Evert Koops

Personal information
- Full name: Evert Koops
- Nickname: Eddy
- Nationality: Dutch
- Born: January 2, 1885 Arnhem, Netherlands
- Died: November 10, 1938 (aged 53) Arnhem, Netherlands

Sport
- Country: Netherlands
- Sport: Athletics
- Events: 100 metres, 200 metres, 400 metre hurdles, standing long jump, medley relay

Achievements and titles
- Olympic finals: 1908 Summer Olympics

= Evert Koops =

Dutch athlete (1885–1938)

Evert "Eddy" Koops (2 January 1885 – 10 November 1938) was a Dutch athlete. He competed at the 1908 Summer Olympics in London. He was born and died in Arnhem.

In the 100 metres, Koops placed fourth of four in his first round heat, eliminating him from the competition. The next day, he did the same in his preliminary heat of the Men's 200 metres. He was eliminated in the semi-finals in the 400 metre hurdles competition. He also participated in the standing long jump event, but his result is unknown.
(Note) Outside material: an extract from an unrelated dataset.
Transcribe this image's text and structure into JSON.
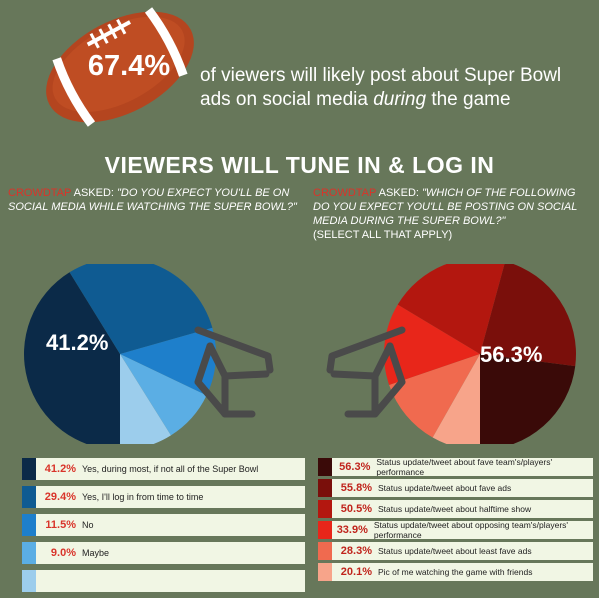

He was also a member of the Dutch relay team, which was eliminated in the first round of the medley contest.

==Sources==
- Cook, Theodore Andrea (1908). "The Fourth Olympiad, Being the Official Report"
- De Wael, Herman (2001). "Athletics 1908"
- Wudarski, Pawel (1999). "Wyniki Igrzysk Olimpijskich"
- Heere, A. and Kappenburg, B. (2000) 1870 – 2000, 130 jaar atletiek in Nederland. Groenevelt b.v.